7 En Hij zeide tot hen: Verontreinigt het huis, en vervult de voorhoven met verslagenen; gaat henen uit. En zij gingen henen uit, en zij sloegen in de stad.
8 Het geschiedde nu, als zij hen geslagen hadden, en ik overgebleven was, dat ik op mijn aangezicht viel, en riep, en zeide: Ach, Heere HEERE! Zult Gij al het overblijfsel van Israël verderven, met Uw grimmigheid uit te gieten over Jeruzalem?
9 Toen zeide Hij tot mij: De ongerechtigheid van het huis van Israël en van Juda is gans zeer groot, en het land is met bloed vervuld, en de stad is vol van afwijking; want zij zeggen: De HEERE heeft het land verlaten, en de HEERE ziet niet.

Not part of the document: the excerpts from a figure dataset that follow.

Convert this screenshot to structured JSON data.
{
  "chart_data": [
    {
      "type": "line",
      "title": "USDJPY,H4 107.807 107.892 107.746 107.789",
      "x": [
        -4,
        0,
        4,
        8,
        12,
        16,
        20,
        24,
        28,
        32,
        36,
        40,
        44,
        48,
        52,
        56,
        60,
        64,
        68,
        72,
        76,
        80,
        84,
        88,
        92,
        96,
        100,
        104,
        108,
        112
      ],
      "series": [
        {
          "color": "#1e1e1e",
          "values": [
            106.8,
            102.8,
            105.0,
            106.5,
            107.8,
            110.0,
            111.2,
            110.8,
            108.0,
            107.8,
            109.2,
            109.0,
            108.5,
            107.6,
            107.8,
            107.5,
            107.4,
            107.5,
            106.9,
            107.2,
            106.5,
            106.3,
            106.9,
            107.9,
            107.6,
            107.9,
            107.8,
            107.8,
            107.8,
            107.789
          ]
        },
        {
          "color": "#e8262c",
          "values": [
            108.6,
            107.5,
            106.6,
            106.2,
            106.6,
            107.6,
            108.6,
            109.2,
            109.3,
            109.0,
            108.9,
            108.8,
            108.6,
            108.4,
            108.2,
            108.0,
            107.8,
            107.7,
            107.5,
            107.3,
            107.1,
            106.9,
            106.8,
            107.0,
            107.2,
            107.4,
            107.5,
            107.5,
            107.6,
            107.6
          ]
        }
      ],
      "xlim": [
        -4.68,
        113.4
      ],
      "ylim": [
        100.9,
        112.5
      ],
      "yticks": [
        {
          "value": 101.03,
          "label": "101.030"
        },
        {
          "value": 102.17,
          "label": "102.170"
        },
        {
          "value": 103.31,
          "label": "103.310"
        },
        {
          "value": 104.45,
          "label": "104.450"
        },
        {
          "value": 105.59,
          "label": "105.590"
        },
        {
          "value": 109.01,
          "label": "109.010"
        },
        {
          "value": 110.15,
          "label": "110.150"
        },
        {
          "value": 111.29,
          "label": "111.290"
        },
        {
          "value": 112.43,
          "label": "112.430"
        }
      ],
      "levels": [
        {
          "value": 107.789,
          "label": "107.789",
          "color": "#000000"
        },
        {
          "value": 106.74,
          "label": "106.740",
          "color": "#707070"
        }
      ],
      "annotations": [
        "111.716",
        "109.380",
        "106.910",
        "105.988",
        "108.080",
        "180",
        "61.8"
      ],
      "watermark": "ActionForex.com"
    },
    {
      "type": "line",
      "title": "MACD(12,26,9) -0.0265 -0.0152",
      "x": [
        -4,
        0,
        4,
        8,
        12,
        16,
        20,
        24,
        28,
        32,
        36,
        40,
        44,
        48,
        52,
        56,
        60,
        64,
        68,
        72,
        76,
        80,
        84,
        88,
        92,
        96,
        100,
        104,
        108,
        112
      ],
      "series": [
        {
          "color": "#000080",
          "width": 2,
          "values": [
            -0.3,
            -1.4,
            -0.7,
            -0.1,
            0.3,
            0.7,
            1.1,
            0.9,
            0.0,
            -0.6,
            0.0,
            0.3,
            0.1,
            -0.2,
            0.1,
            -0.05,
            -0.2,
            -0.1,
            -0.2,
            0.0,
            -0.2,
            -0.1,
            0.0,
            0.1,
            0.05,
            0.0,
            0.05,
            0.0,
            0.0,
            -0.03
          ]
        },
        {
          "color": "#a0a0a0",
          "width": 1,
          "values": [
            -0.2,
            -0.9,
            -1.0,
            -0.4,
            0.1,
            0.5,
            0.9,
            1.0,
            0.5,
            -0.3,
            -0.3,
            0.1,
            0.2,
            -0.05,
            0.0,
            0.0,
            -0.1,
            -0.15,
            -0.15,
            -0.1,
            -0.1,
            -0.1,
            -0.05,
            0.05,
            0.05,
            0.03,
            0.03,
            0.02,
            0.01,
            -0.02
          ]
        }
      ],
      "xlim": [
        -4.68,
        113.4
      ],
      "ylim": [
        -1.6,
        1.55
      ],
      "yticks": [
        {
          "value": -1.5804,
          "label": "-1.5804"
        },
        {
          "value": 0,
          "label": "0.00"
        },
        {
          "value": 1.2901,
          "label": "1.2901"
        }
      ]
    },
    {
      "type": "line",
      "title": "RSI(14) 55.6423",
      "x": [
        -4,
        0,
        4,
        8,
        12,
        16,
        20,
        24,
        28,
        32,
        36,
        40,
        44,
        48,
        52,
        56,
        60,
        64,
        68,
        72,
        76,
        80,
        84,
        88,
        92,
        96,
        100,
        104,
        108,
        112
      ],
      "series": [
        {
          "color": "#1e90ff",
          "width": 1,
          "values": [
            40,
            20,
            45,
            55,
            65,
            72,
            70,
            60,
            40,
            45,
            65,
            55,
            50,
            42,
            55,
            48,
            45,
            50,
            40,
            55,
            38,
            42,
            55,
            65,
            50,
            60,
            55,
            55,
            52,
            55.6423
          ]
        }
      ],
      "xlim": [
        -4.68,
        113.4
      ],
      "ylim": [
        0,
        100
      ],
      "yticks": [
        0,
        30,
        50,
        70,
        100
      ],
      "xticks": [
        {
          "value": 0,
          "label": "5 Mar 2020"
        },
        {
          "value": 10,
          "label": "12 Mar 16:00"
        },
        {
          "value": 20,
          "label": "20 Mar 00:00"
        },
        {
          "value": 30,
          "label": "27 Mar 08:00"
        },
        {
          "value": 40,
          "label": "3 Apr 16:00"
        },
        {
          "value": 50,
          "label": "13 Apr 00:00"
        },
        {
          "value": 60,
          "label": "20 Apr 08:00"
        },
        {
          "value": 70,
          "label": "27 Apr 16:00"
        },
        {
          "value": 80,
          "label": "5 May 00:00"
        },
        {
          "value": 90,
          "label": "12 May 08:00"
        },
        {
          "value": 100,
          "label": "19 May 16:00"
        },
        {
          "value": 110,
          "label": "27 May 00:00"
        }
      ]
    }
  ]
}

10 Daarom ook, wat Mij aangaat, Mijn oog zal niet verschonen, en Ik zal niet sparen; Ik zal hun weg op hun hoofd geven.
11 En ziet, de man, die met linnen bekleed was, aan wiens lenden de inktkoker was, bracht bescheid weder, zeggende: Ik heb gedaan, gelijk als Gij mij geboden hadt.